Auteur: | By Andrew Rettman

Polish leaders have clarified that conditions remain if Warsaw is to lift its veto on EU-Russia treaty talks at an EU foreign ministers' meeting on 23 April, saying Russia must first back down on its meat embargo and the EU must give special energy guarantees.

"If Russia lifts the embargo and on top of this we get satisfactory terms in the area of energy in the [EU-Russia treaty negotiating] mandate, our reserve will be lifted," Polish prime minister Jaroslaw Kaczynski said in Warsaw on Wednesday (4 April), PAP reports.

"Whether or not this issue is realistically handled, depends on Russia's decision, for which we are waiting," he added, after Polish diplomats on Tuesday told EU colleagues they are happy to talk about the treaty mandate on 23 April under these terms.

The positive Polish signal has been welcomed as a breakthrough by the German EU presidency and the European Commission. A German foreign ministry spokesman called it an "important...first step." A commission spokesman called the Polish approach "constructive."

But Russia is still playing it cool. Putin aide Sergei Jastrzembski said "We have noted the signals coming from Brussels and Warsaw. Their content is not the same. We need some time to clarify the real positions of our partners," according to Interfax.

"When it comes to the signal from Warsaw, it begs the question if there are not too many 'ifs' that stand in the way of taking expected steps in the right direction," he added, with the clock ticking to the next EU-Russia summit in Samara on 18 May.

Poland imposed its veto on EU-Russia treaty talks last November, saying a €400 million a year Russian ban on Polish meat and vegetable exports was political and that the EU had not shown solidarity with its new, ex-Communist member states.

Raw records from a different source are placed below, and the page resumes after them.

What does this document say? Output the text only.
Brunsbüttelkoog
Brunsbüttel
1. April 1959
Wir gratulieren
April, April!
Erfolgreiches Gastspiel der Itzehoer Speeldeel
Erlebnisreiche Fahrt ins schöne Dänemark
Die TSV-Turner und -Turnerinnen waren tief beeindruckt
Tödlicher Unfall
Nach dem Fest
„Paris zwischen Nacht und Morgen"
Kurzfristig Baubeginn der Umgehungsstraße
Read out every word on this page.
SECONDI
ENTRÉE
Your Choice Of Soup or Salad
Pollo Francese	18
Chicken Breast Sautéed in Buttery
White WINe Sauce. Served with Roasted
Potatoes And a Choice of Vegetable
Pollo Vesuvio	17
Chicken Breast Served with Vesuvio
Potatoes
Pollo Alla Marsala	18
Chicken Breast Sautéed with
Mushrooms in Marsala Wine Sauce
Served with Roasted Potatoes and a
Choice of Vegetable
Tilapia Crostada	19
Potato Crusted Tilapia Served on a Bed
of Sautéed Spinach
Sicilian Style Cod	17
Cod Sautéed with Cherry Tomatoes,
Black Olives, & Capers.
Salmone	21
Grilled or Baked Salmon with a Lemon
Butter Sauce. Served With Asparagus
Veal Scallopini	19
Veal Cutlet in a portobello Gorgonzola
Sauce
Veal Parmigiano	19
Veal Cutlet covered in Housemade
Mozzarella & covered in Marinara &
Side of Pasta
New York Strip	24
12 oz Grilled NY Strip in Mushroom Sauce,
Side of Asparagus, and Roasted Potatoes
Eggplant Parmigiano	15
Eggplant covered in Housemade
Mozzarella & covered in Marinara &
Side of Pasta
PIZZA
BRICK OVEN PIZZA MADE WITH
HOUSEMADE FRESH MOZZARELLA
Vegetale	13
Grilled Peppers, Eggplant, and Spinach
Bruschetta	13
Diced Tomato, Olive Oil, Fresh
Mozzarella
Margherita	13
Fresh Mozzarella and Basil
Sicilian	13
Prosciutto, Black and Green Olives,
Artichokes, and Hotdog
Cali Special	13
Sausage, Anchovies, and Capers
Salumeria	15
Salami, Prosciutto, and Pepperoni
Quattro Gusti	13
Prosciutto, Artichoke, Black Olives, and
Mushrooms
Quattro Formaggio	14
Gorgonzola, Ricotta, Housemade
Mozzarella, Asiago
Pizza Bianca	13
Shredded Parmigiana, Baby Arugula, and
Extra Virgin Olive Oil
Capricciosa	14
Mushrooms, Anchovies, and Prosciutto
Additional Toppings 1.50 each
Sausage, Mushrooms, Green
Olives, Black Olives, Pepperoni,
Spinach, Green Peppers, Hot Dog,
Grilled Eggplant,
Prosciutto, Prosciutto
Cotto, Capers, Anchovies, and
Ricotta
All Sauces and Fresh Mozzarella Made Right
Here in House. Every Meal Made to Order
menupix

Both the Finnish and German EU presidencies have since taken up the issue with Russia's president Vladimir Putin, while the European Commission has bent over backwards to provide safety guarantees on Polish food to Moscow.

Brussels' latest dossier on Polish food, submitted last Friday, failed to impress Russia, however. "An early reading of the materials...indicates they are inadequate," Russian food safety chief Sergei Dankvert said on Monday, calling for fresh inspections.

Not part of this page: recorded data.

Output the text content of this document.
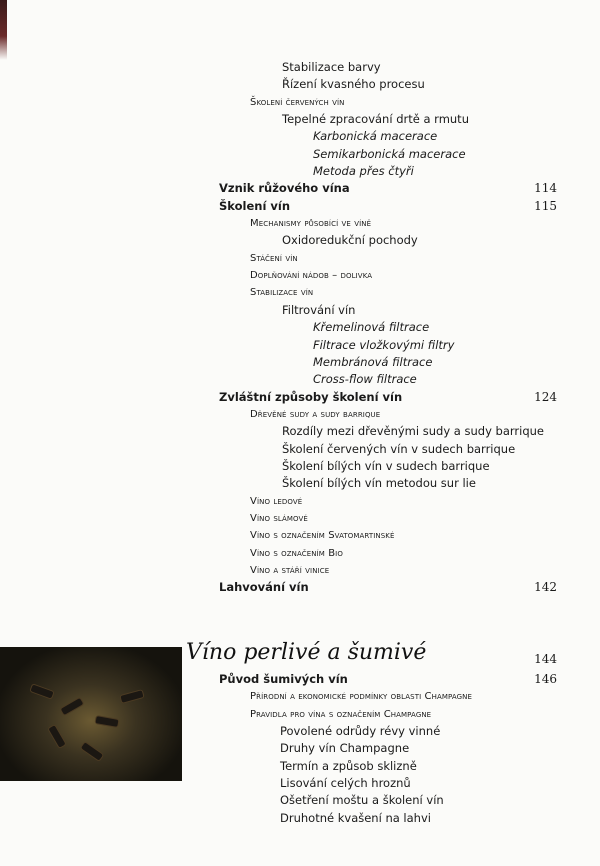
Stabilizace barvy
Řízení kvasného procesu
Školení červených vín
Tepelné zpracování drtě a rmutu
Karbonická macerace
Semikarbonická macerace
Metoda přes čtyři
Vznik růžového vína	114
Školení vín	115
Mechanismy působící ve víně
Oxidoredukční pochody
Stáčení vín
Doplňování nádob – dolivka
Stabilizace vín
Filtrování vín
Křemelinová filtrace
Filtrace vložkovými filtry
Membránová filtrace
Cross-flow filtrace
Zvláštní způsoby školení vín	124
Dřevěné sudy a sudy barrique
Rozdíly mezi dřevěnými sudy a sudy barrique
Školení červených vín v sudech barrique
Školení bílých vín v sudech barrique
Školení bílých vín metodou sur lie
Víno ledové
Víno slámové
Víno s označením Svatomartinské
Víno s označením Bio
Víno a stáří vinice
Lahvování vín	142
Víno perlivé a šumivé	144
Původ šumivých vín	146
Přírodní a ekonomické podmínky oblasti Champagne
Pravidla pro vína s označením Champagne
Povolené odrůdy révy vinné
Druhy vín Champagne
Termín a způsob sklizně
Lisování celých hroznů
Ošetření moštu a školení vín
Druhotné kvašení na lahvi
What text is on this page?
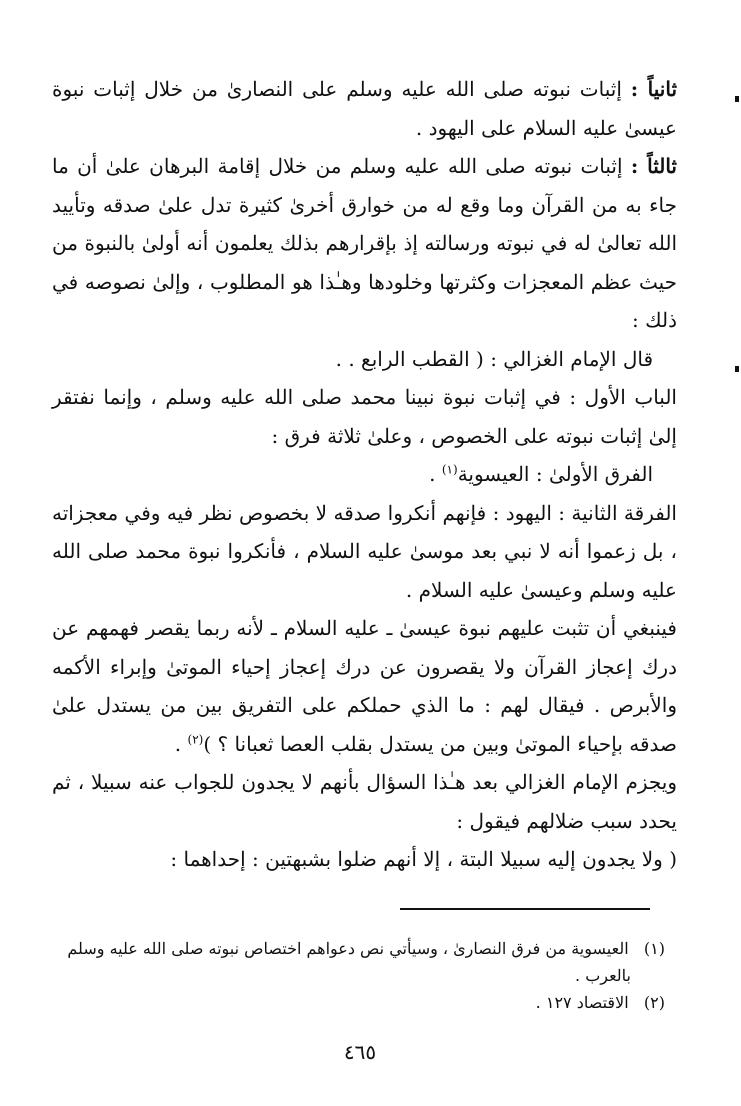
ثانياً : إثبات نبوته صلى الله عليه وسلم على النصارىٰ من خلال إثبات نبوة عيسىٰ عليه السلام على اليهود .

ثالثاً : إثبات نبوته صلى الله عليه وسلم من خلال إقامة البرهان علىٰ أن ما جاء به من القرآن وما وقع له من خوارق أخرىٰ كثيرة تدل علىٰ صدقه وتأييد الله تعالىٰ له في نبوته ورسالته إذ بإقرارهم بذلك يعلمون أنه أولىٰ بالنبوة من حيث عظم المعجزات وكثرتها وخلودها وهـٰذا هو المطلوب ، وإلىٰ نصوصه في ذلك :

قال الإمام الغزالي : ( القطب الرابع . .

الباب الأول : في إثبات نبوة نبينا محمد صلى الله عليه وسلم ، وإنما نفتقر إلىٰ إثبات نبوته على الخصوص ، وعلىٰ ثلاثة فرق :

الفرق الأولىٰ : العيسوية$^{(١)}$ .

الفرقة الثانية : اليهود : فإنهم أنكروا صدقه لا بخصوص نظر فيه وفي معجزاته ، بل زعموا أنه لا نبي بعد موسىٰ عليه السلام ، فأنكروا نبوة محمد صلى الله عليه وسلم وعيسىٰ عليه السلام .

فينبغي أن تثبت عليهم نبوة عيسىٰ ـ عليه السلام ـ لأنه ربما يقصر فهمهم عن درك إعجاز القرآن ولا يقصرون عن درك إعجاز إحياء الموتىٰ وإبراء الأكمه والأبرص . فيقال لهم : ما الذي حملكم على التفريق بين من يستدل علىٰ صدقه بإحياء الموتىٰ وبين من يستدل بقلب العصا ثعبانا ؟ )$^{(٢)}$ .

ويجزم الإمام الغزالي بعد هـٰذا السؤال بأنهم لا يجدون للجواب عنه سبيلا ، ثم يحدد سبب ضلالهم فيقول :

( ولا يجدون إليه سبيلا البتة ، إلا أنهم ضلوا بشبهتين : إحداهما :

(١)   العيسوية من فرق النصارىٰ ، وسيأتي نص دعواهم اختصاص نبوته صلى الله عليه وسلم

بالعرب .

(٢)   الاقتصاد ١٢٧ .

٤٦٥
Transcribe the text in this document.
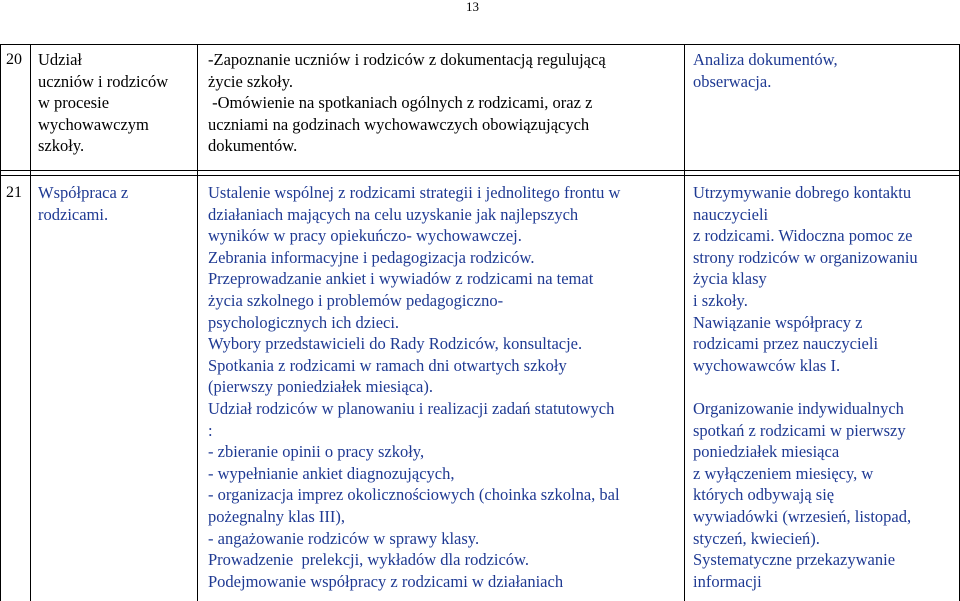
13
20 Udział
uczniów i rodziców
w procesie
wychowawczym
szkoły.
-Zapoznanie uczniów i rodziców z dokumentacją regulującą
życie szkoły.
-Omówienie na spotkaniach ogólnych z rodzicami, oraz z
uczniami na godzinach wychowawczych obowiązujących
dokumentów.
Analiza dokumentów,
obserwacja.
21 Współpraca z
rodzicami.
Ustalenie wspólnej z rodzicami strategii i jednolitego frontu w
działaniach mających na celu uzyskanie jak najlepszych
wyników w pracy opiekuńczo- wychowawczej.
Zebrania informacyjne i pedagogizacja rodziców.
Przeprowadzanie ankiet i wywiadów z rodzicami na temat
życia szkolnego i problemów pedagogiczno-
psychologicznych ich dzieci.
Wybory przedstawicieli do Rady Rodziców, konsultacje.
Spotkania z rodzicami w ramach dni otwartych szkoły
(pierwszy poniedziałek miesiąca).
Udział rodziców w planowaniu i realizacji zadań statutowych
:
- zbieranie opinii o pracy szkoły,
- wypełnianie ankiet diagnozujących,
- organizacja imprez okolicznościowych (choinka szkolna, bal
pożegnalny klas III),
- angażowanie rodziców w sprawy klasy.
Prowadzenie  prelekcji, wykładów dla rodziców.
Podejmowanie współpracy z rodzicami w działaniach
Utrzymywanie dobrego kontaktu
nauczycieli
z rodzicami. Widoczna pomoc ze
strony rodziców w organizowaniu
życia klasy
i szkoły.
Nawiązanie współpracy z
rodzicami przez nauczycieli
wychowawców klas I.
Organizowanie indywidualnych
spotkań z rodzicami w pierwszy
poniedziałek miesiąca
z wyłączeniem miesięcy, w
których odbywają się
wywiadówki (wrzesień, listopad,
styczeń, kwiecień).
Systematyczne przekazywanie
informacji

The whole problem has had an air of artificiality about it for the past few month, however.

Polish food is finding its way into Russia via third countries and the €400 million a year loss figure cited by Warsaw is open to doubt. EU and Russian diplomats are still meeting regularly and talking about the same issues they will discuss once the "formal" EU-Russia treaty talks kick off.

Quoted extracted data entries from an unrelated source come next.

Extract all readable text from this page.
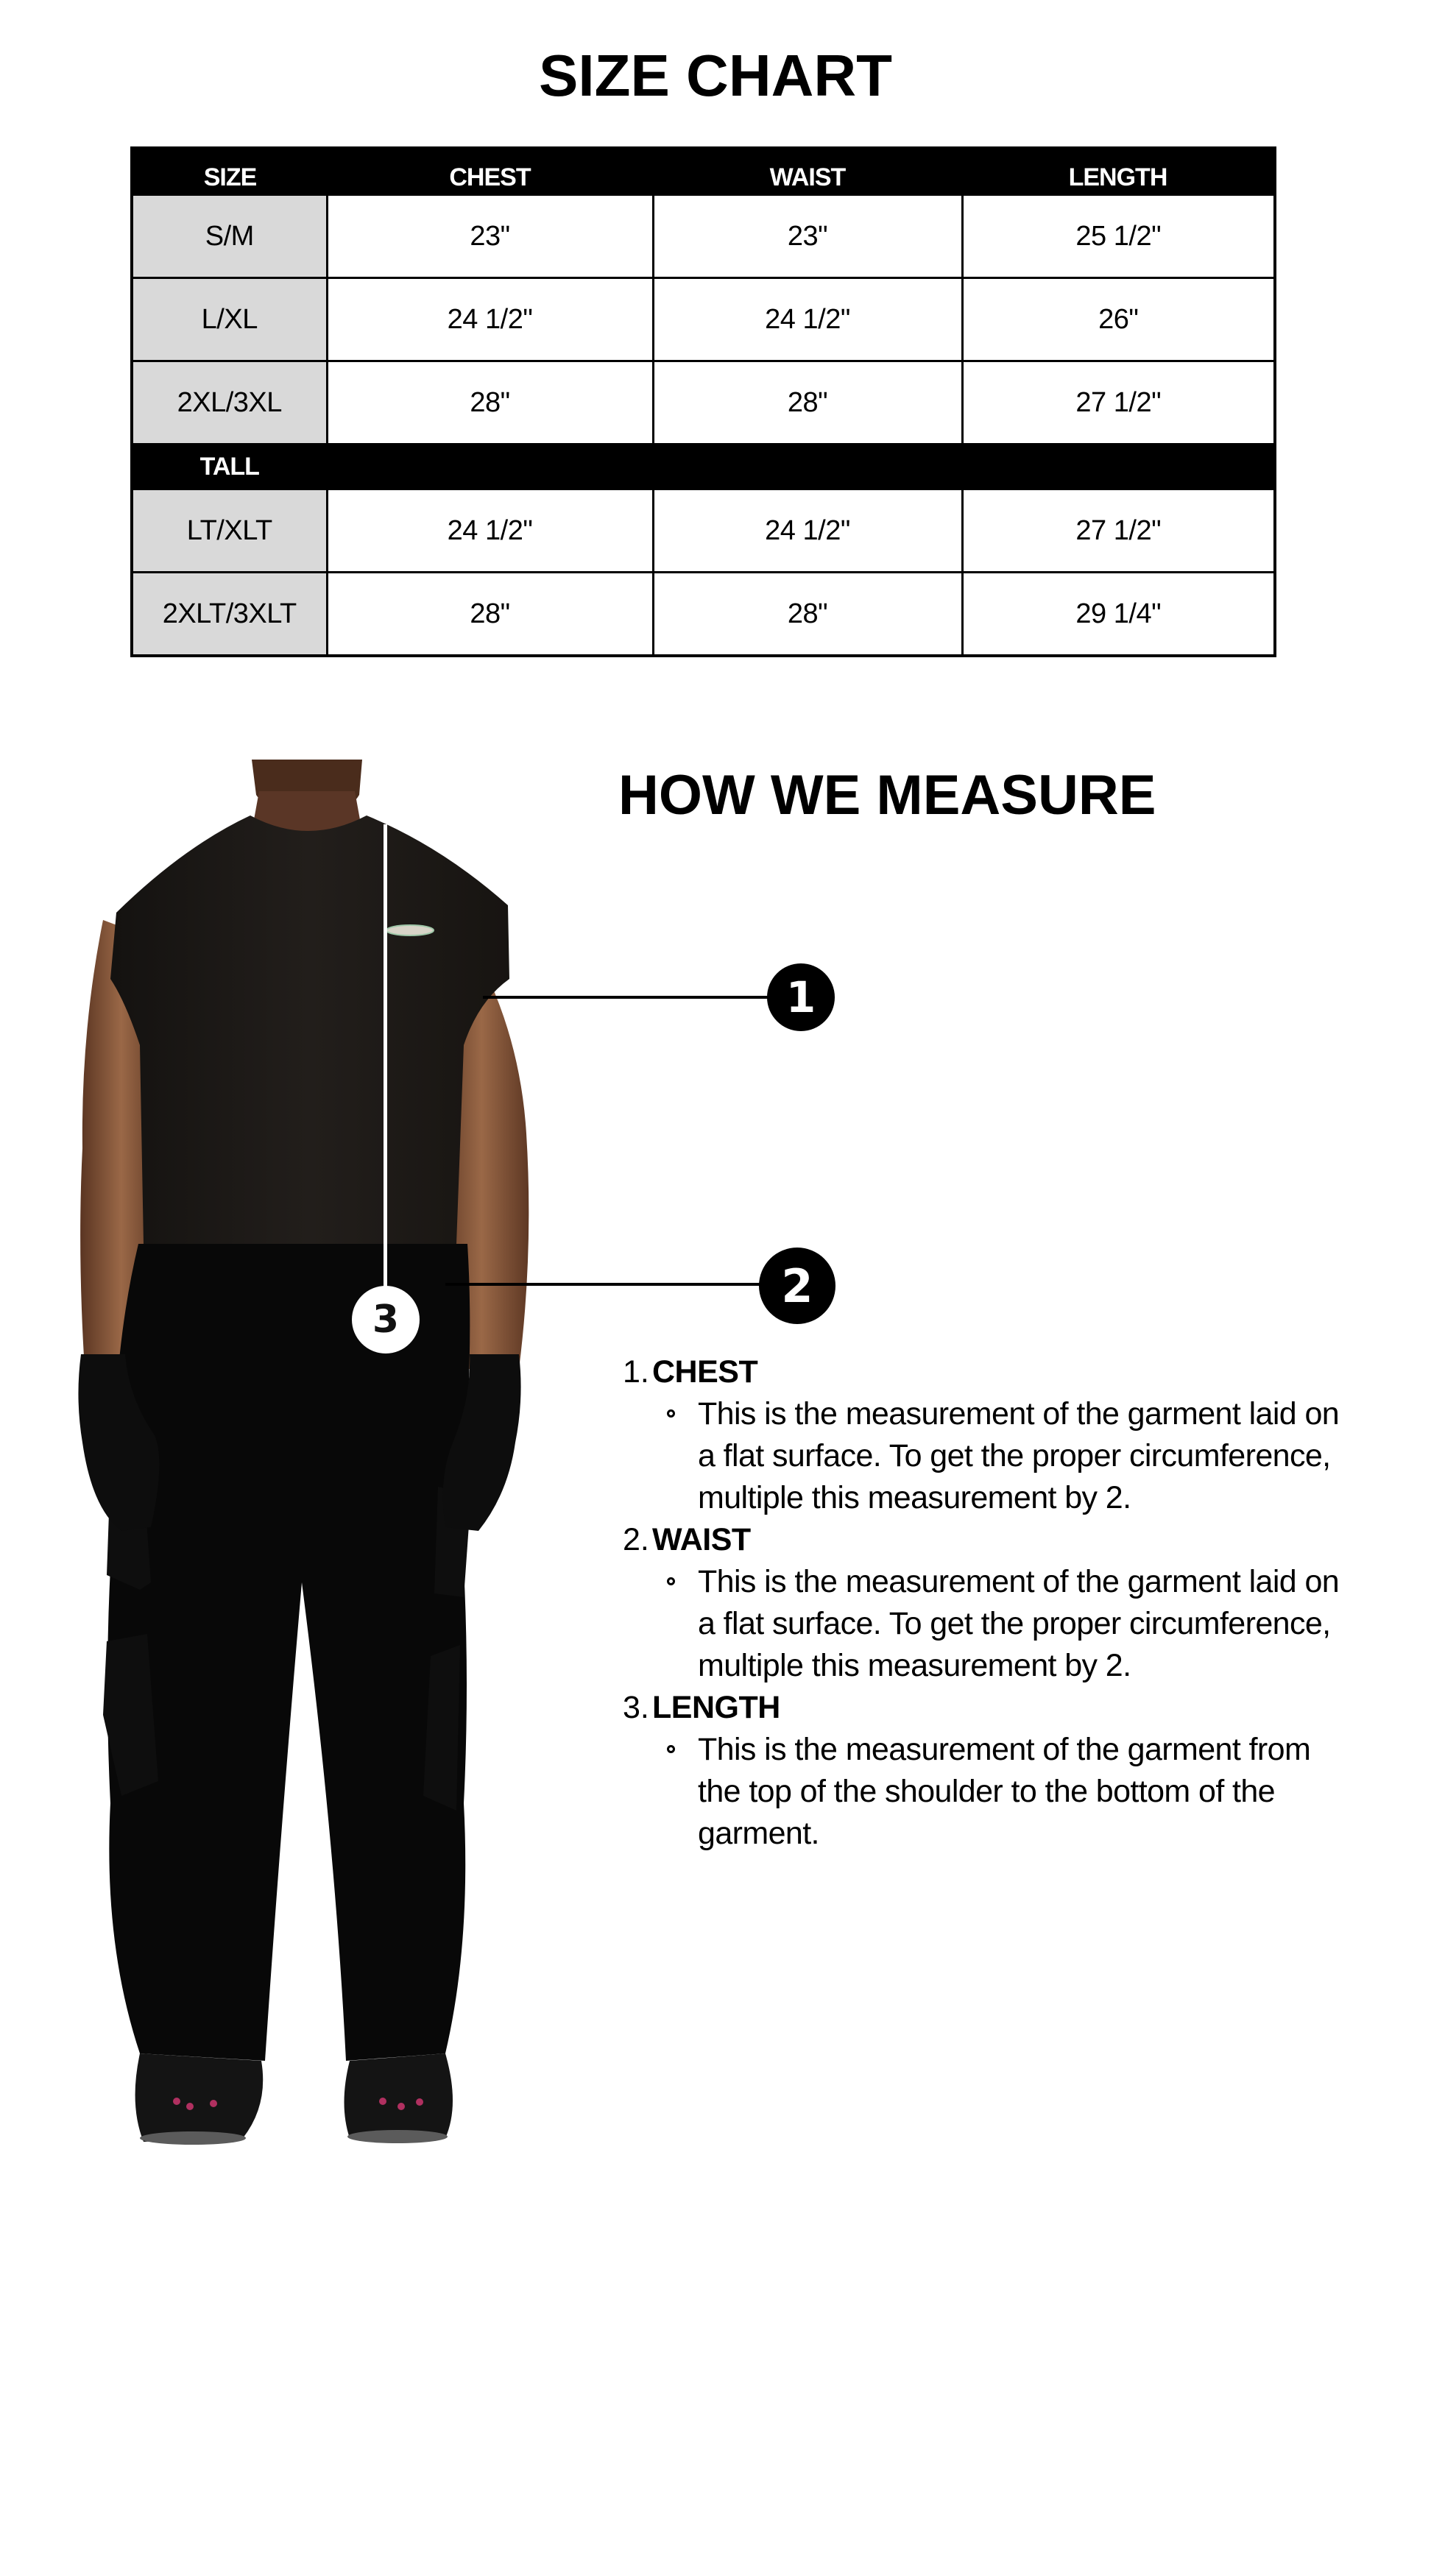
SIZE CHART
SIZE	CHEST	WAIST	LENGTH
S/M	23"	23"	25 1/2"
L/XL	24 1/2"	24 1/2"	26"
2XL/3XL	28"	28"	27 1/2"
TALL			
LT/XLT	24 1/2"	24 1/2"	27 1/2"
2XLT/3XLT	28"	28"	29 1/4"
HOW WE MEASURE
1
2
3
1. CHEST
This is the measurement of the garment laid on a flat surface. To get the proper circumference, multiple this measurement by 2.
2. WAIST
This is the measurement of the garment laid on a flat surface. To get the proper circumference, multiple this measurement by 2.
3. LENGTH
This is the measurement of the garment from the top of the shoulder to the bottom of the garment.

It is unclear what energy provisions precisely Poland wants to put into the EU negotiating mandate. In the past, Poland had pushed for a legal mechanism that would allow any EU state to trigger suspension of the talks if Russia played dirty on trade.

Lithuania has also threatened to veto the EU-Russia talks unless Brussels gets Russia to play fair on an oil pipeline supplying its Mazeikiu petrol refinery. Russia shut down the pipe nine months ago in what Vilnius also sees as a political ploy.

So far, Russia has said it will produce a report "quite soon" on how long "technical repairs" of the pipeline might take. Some EU diplomats think it is unlikely that Lithuania - one of the smallest EU states - would pursue any veto on its own.